Так, по подготовке к Америке на сегодня все. Последний день работы — в понедельник. А теперь Наде надо обдумать сегодняшний вечер.

Вечером она приглашена на день рождения.

— Знакомая позвала. Оль, посмотри, я тебе хотела показать — подарок!

Надя торжественно достает из сумочки крошечную вазочку. Вазочка до слез неказиста, как, очевидно, и ее цена.

— Пришлось сэкономить, поголодовать, конечно, — неделю без завтраков и ужинов, но это ведь как раз для фигуры полезно — к свадьбе-то, ха-ха!

Оля, естественно, с энтузиазмом одобряет вазочку.

В конце рабочего дня девушки еще раз встречаются: сталкиваются у зеркала в приемной. Ольга, не глядя на свое лицо, натягивает шапку, чтоб сидела не криво; Надя бережно оправляет корону волос. В сумочке у Нади может не быть копеек на проезд, но всегда лежит самый дорогой лак для волос — импортный “Тафт”.

Вечер для Нади ожидается так себе, не очень веселый вечер. Надя, как всегда, будет на нем одна. Почему-то она всю жизнь до сих пор была одна. Но теперь у нее есть Том. Неважно, что далеко, что в Америке…

В последний день перед отъездом в Америку Надя, выпрямив плечи, восседает на своем секретарском троне и бранит в пух и прах по телефону какого-то несчастного сантехника из ЖЭУ:

— Чем это вы там занимаетесь, я вас спрашиваю? Я вас до десяти утра дома прождала, у меня ванна засорилась!

— Надечка, ну зачем тебе сегодня ванна? — смеясь, спрашивает Оля.

— Мне — незачем! Я для Танюшки…

На память Оле принесена фотография с вечеринки с вазою. Надя, хотя рост у нее средний, кажется на фото выше всех. Неизменный, горчичного цвета костюм (под ним заштопанные колготки, но кому это видно), новые розовые кружева ручной работы…

Непредсказуемой Оле вдруг именно сейчас приходит в голову одна нехорошая мысль, она краснеет и говорит нечаянно:

— Надя! Я вдруг подумала… А как же Том был без тебя… ну… целый год?!

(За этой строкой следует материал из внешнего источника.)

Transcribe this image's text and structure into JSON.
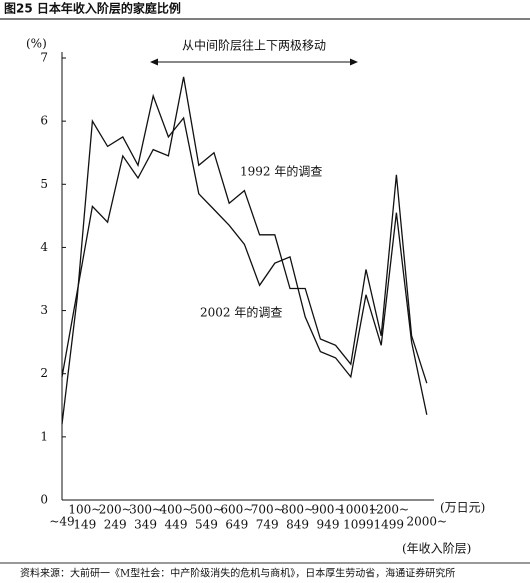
{
  "chart_data": {
    "type": "line",
    "title": "图25 日本年收入阶层的家庭比例",
    "y_label": "(%)",
    "x_unit": "(万日元)",
    "x_label": "(年收入阶层)",
    "arrow_note": "从中间阶层往上下两极移动",
    "annotations": [
      "1992 年的调查",
      "2002 年的调查"
    ],
    "source": "资料来源：大前研一《M型社会：中产阶级消失的危机与商机》，日本厚生劳动省，海通证券研究所",
    "categories": [
      [
        "~49"
      ],
      [
        "100~",
        "149"
      ],
      null,
      [
        "200~",
        "249"
      ],
      null,
      [
        "300~",
        "349"
      ],
      null,
      [
        "400~",
        "449"
      ],
      null,
      [
        "500~",
        "549"
      ],
      null,
      [
        "600~",
        "649"
      ],
      null,
      [
        "700~",
        "749"
      ],
      null,
      [
        "800~",
        "849"
      ],
      null,
      [
        "900~",
        "949"
      ],
      null,
      [
        "1000~",
        "1099"
      ],
      null,
      [
        "1200~",
        "1499"
      ],
      null,
      null,
      [
        "2000~"
      ]
    ],
    "series": [
      {
        "name": "1992 年的调查",
        "color": "#111111",
        "values": [
          1.95,
          3.3,
          4.65,
          4.4,
          5.45,
          5.1,
          5.55,
          5.45,
          6.7,
          5.3,
          5.5,
          4.7,
          4.9,
          4.2,
          4.2,
          3.35,
          3.35,
          2.55,
          2.45,
          2.15,
          3.65,
          2.6,
          5.15,
          2.6,
          1.85
        ]
      },
      {
        "name": "2002 年的调查",
        "color": "#111111",
        "values": [
          1.2,
          3.2,
          6.0,
          5.6,
          5.75,
          5.3,
          6.4,
          5.75,
          6.05,
          4.85,
          4.6,
          4.35,
          4.05,
          3.4,
          3.75,
          3.85,
          2.9,
          2.35,
          2.25,
          1.95,
          3.25,
          2.45,
          4.55,
          2.5,
          1.35
        ]
      }
    ],
    "ylim": [
      0,
      7
    ],
    "yticks": [
      0,
      1,
      2,
      3,
      4,
      5,
      6,
      7
    ]
  }
}
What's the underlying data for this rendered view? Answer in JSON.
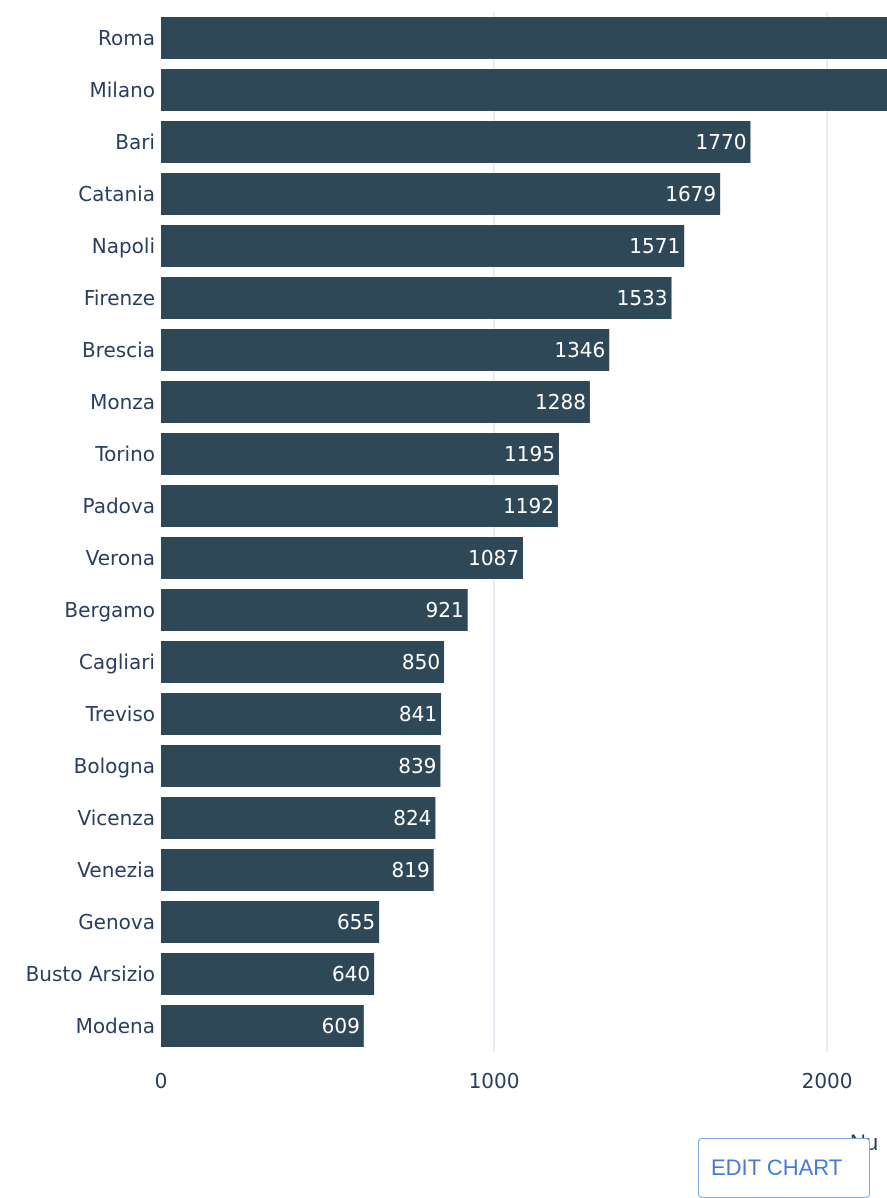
{
  "chart_data": {
    "type": "bar",
    "orientation": "horizontal",
    "categories": [
      "Roma",
      "Milano",
      "Bari",
      "Catania",
      "Napoli",
      "Firenze",
      "Brescia",
      "Monza",
      "Torino",
      "Padova",
      "Verona",
      "Bergamo",
      "Cagliari",
      "Treviso",
      "Bologna",
      "Vicenza",
      "Venezia",
      "Genova",
      "Busto Arsizio",
      "Modena"
    ],
    "values": [
      2190,
      2185,
      1770,
      1679,
      1571,
      1533,
      1346,
      1288,
      1195,
      1192,
      1087,
      921,
      850,
      841,
      839,
      824,
      819,
      655,
      640,
      609
    ],
    "value_labels_shown": [
      false,
      false,
      true,
      true,
      true,
      true,
      true,
      true,
      true,
      true,
      true,
      true,
      true,
      true,
      true,
      true,
      true,
      true,
      true,
      true
    ],
    "xticks": [
      0,
      1000,
      2000
    ],
    "xlim": [
      0,
      2180
    ],
    "grid": true,
    "bar_color": "#2f4858",
    "grid_color": "#e5ecf6",
    "xlabel": "Nu"
  },
  "edit_button": {
    "label": "EDIT CHART"
  }
}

— Проверим, проверим… А я его там замочу! — хихикает Надя.

— Как это замочишь?

— В ванне! По народному методу! Ну? Не понимаешь, что ли?

— Да… Нет…

— Ну, элементарно — если наполненные — потонут, если пустые — всплывут… Да ну, Оль, что ж я, дурочка — я же не думаю, что он без меня там целый год девственником проходил. Это неважно. То есть это важно, но с этим ничего нельзя было поделать — значит, это неважно. Про это надо просто забыть.

* * *

Оля забыть не смогла.

Оля была замужем. С двадцати лет. Туристические вечера, женские лица, красивее, чем они есть на самом деле, в игре отблесков костра. Много гитары и много водки, много туристических пар, разбредающихся ночью с веселым смехом по палаткам… Валера женился на Оле “по залету”:

— Ты что, не предохранялась? Не думал, что я залечу…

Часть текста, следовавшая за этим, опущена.